We propose a novel approach to improve Knowledge-Based Visual Question Answering (KB-VQA) by integrating Q-Former with the Multimodal Co-Attention Network (MCAN) and introducing Question-Aware Prompts during fine-tuning. This enhances the model's ability to handle complex multimodal reasoning tasks, requiring both visual and external knowledge.
In Knowledge-Based Visual Question Answering (KB-VQA), generating accurate answers requires the model to reason over both visual data (images) and external knowledge sources. Our approach builds upon Q-Former, a model known for extracting visual features using Cross-Attention, by addressing its limitations in handling complex question-image relationships with a single-layer attention mechanism. By integrating MCAN's multi-layered attention, we capture deeper interactions between the image and the question. Additionally, Question-Aware Prompts during fine-tuning allow the model to incorporate more context, improving overall reasoning and answer accuracy.
Our approach enhances Q-Former by combining it with MCAN, a multi-layered attention network that applies Self-Attention and Cross-Attention to better capture the intricate relationships between images and questions. MCAN progressively refines both visual and textual inputs, leading to a significant improvement in the model's reasoning capabilities, especially for questions that require external knowledge and complex reasoning.
We introduce Question-Aware Prompts during fine-tuning to provide additional contextual information, such as past answers (Answer-Aware Examples) and candidate answers (Answer Candidates). These prompts help the model better interpret the intent of the question and select more accurate answers, especially for complex or knowledge-dependent queries.

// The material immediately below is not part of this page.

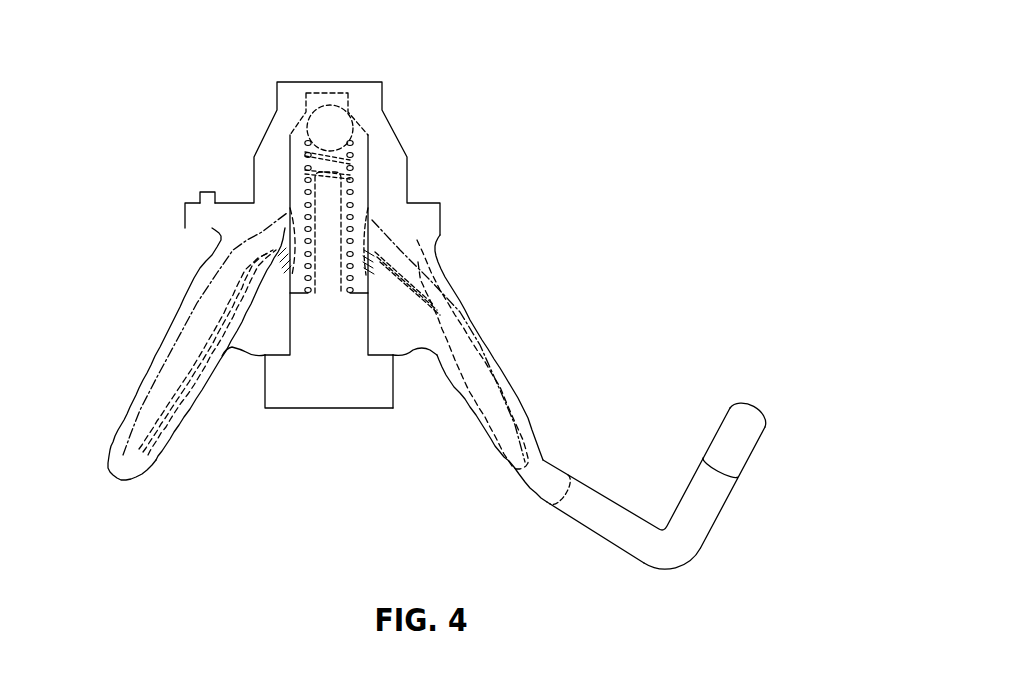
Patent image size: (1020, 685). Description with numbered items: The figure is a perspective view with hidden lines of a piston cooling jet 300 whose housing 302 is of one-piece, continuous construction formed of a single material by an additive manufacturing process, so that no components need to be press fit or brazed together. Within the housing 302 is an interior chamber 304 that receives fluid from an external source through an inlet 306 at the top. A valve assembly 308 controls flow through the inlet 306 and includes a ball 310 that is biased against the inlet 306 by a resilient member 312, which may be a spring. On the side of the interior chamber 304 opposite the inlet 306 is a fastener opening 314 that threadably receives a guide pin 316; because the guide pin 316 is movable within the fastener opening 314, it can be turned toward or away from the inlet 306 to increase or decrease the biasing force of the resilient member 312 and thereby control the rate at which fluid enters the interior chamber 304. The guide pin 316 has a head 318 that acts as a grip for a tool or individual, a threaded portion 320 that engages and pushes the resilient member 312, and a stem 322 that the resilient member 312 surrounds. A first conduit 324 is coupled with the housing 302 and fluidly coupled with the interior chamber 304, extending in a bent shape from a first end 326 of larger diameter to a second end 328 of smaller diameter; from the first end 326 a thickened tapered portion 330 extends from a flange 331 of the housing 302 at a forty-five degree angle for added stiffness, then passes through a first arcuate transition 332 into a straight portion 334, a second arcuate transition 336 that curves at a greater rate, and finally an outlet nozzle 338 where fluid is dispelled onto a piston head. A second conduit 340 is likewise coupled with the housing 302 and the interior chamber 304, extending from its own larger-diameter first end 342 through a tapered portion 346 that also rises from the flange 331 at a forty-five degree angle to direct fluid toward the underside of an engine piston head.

The Question-Aware Prompt structure provides a framework for the model to combine context from multiple sources. It includes:
The prompt enables the model to integrate background knowledge, helping the model generate answers that are more contextually relevant and informed.
conda create -n kbvqa python=3.9
Download COCO, OK-VQA, and AOK-VQA datasets. Specify their paths in dataset configs.

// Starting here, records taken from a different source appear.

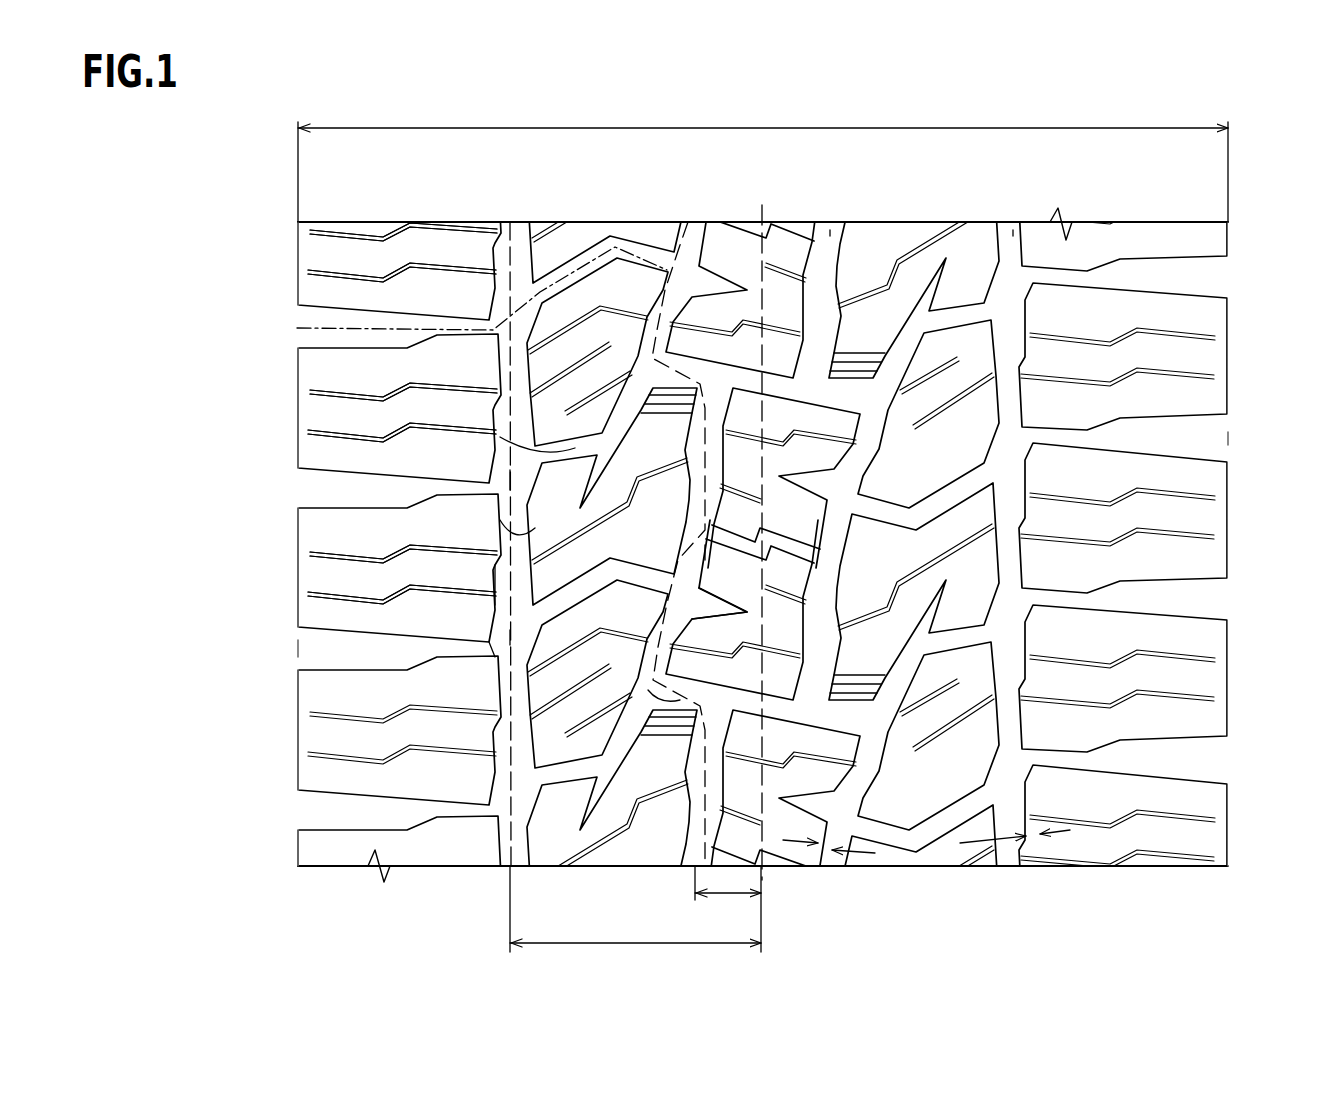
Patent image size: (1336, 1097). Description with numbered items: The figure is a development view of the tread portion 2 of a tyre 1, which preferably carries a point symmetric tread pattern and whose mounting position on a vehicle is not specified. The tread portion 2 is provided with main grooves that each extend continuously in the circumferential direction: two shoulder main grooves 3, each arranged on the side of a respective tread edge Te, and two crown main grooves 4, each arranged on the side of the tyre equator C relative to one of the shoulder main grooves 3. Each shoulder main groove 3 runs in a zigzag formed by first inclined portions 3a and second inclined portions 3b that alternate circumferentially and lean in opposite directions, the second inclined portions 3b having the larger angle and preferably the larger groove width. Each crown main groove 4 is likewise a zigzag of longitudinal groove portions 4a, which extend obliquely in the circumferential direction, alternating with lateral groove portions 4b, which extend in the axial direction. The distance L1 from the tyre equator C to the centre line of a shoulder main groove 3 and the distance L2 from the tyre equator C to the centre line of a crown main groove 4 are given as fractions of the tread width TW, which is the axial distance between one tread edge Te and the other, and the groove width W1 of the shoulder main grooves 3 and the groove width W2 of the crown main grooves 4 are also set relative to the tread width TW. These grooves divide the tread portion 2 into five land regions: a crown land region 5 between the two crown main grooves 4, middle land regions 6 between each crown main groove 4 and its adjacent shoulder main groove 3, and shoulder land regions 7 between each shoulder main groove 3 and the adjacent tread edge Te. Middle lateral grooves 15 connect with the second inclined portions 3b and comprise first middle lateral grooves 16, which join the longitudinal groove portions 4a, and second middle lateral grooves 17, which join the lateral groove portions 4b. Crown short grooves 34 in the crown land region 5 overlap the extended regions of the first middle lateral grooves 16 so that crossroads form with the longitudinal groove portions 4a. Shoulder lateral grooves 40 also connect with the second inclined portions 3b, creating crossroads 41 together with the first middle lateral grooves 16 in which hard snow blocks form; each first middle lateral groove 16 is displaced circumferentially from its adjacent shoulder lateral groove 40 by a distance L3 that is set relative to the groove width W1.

The tyre 1 is at (945, 217).
The tread portion 2 is at (645, 217).
The shoulder main groove 3 is at (513, 252).
The first inclined portion 3a is at (503, 583).
The second inclined portion 3b is at (508, 482).
The crown main groove 4 is at (688, 247).
The longitudinal groove portion 4a is at (703, 553).
The lateral groove portion 4b is at (850, 720).
The crown land region 5 is at (783, 300).
The middle land region 6 is at (590, 300).
The shoulder land region 7 is at (400, 258).
The middle lateral groove 15 is at (900, 347).
The first middle lateral groove 16 is at (572, 597).
The second middle lateral groove 17 is at (553, 447).
The crown short groove 34 is at (725, 598).
The shoulder lateral groove 40 is at (357, 652).
The crossroads 41 is at (500, 650).
The tread edge Te is at (297, 253).
The tread width TW is at (763, 159).
The tyre equator C is at (761, 528).
The distance L1 is at (635, 921).
The distance L2 is at (728, 897).
The distance L3 is at (296, 326).
The groove width W1 is at (1020, 838).
The groove width W2 is at (835, 848).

python train.py --cfg-path train_configs/pretrain_stage1.yaml
python train.py --cfg-path train_configs/finetune_stage2.yaml
python evaluate.py --cfg-path train_configs/finetune_stage2_eval.yaml
We evaluated our model on the OK-VQA and AOK-VQA datasets. The table below shows a comparison of the baseline Q-Former, MCAN, and our enhanced model with and without Our Question-Aware Prompts.
Model | Accuracy (Only-Question) | Accuracy (Question-Aware Prompt) |
---|---|---|
Q-Former | 49.2% | 55.65% |
MCAN | 52.56% | - |
Ours | 50% | 56.1% |
Our model, enhanced with MCAN and Question-Aware Prompts, shows a 6.9% improvement in accuracy compared to the baseline Q-Former. This demonstrates the effectiveness of multi-layer attention and prompt-based fine-tuning for handling complex VQA tasks.
By integrating MCAN with Q-Former and introducing Question-Aware Prompts, our model significantly improves its ability to reason over complex question-image relationships and utilize external knowledge sources for more accurate answers. The results demonstrate a 6.9% increase in accuracy, validating the effectiveness of our approach in enhancing performance for Knowledge-Based Visual Question Answering (KB-VQA) tasks.